The assessment recommends focusing the U.S. and NATO counterinsurgency efforts on the Afghan population and less on militants, one of the NATO officials in Afghanistan said.
Last week, McChrystal said troops "must change the way that we think, act and operate" in newly released counterinsurgency guidance. McChrystal hopes to instill a new approach in troops to make the safety of villagers the top priority.
Gates requested the report as a gut check following Mr. Obama's announcement of a pared-down counterinsurgency strategy and the rare wartime firing of a top general last spring. McChrystal was sent to Afghanistan this summer to oversee the addition of 17,000 U.S. combat forces, part of a record U.S. commitment of 68,000 by the end of this year.
Underscoring a sluggishness in the war effort, a so-called civilian surge ordered by Obama shortly after he took office appears to be moving slowly. Fewer than one-quarter of the extra civilians expected to provide expertise in law, agriculture, engineering and other areas deemed vital to stabilizing Afghanistan are in place.
At that pace, according to military and political leaders, the U.S. risks losing a critical opportunity to boost the war effort.

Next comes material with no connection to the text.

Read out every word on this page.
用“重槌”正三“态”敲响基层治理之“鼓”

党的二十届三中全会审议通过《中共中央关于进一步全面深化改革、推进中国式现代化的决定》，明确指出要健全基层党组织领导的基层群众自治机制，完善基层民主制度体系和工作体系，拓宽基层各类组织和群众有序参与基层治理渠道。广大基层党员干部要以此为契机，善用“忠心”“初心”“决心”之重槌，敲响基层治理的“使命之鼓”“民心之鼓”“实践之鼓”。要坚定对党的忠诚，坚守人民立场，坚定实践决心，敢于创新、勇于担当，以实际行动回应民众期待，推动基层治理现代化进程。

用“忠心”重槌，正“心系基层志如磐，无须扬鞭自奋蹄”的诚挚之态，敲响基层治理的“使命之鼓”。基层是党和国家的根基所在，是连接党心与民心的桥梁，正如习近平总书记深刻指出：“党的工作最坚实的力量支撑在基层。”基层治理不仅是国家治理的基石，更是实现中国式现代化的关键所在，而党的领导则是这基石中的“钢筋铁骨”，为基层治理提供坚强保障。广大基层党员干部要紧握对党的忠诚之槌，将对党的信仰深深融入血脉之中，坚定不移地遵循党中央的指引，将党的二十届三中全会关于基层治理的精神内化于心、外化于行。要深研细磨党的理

Administration officials heading the civilian buildup insist the program is on pace but acknowledge they have sprawling logistics issues. Between 90 and 100 of the approximately 450 extra civilians expected to be dispatched to Afghanistan by the end of this year have already arrived, officials say. That includes 56 sent in advance of the Aug. 20 presidential elections to staff hybrid civil-military teams working with Afghans at the local and provincial levels on development and governance.
Most of the rest of the team is to arrive in October and November. They are mainly from the State Department, the U.S. Agency for International Development and the Agriculture Department.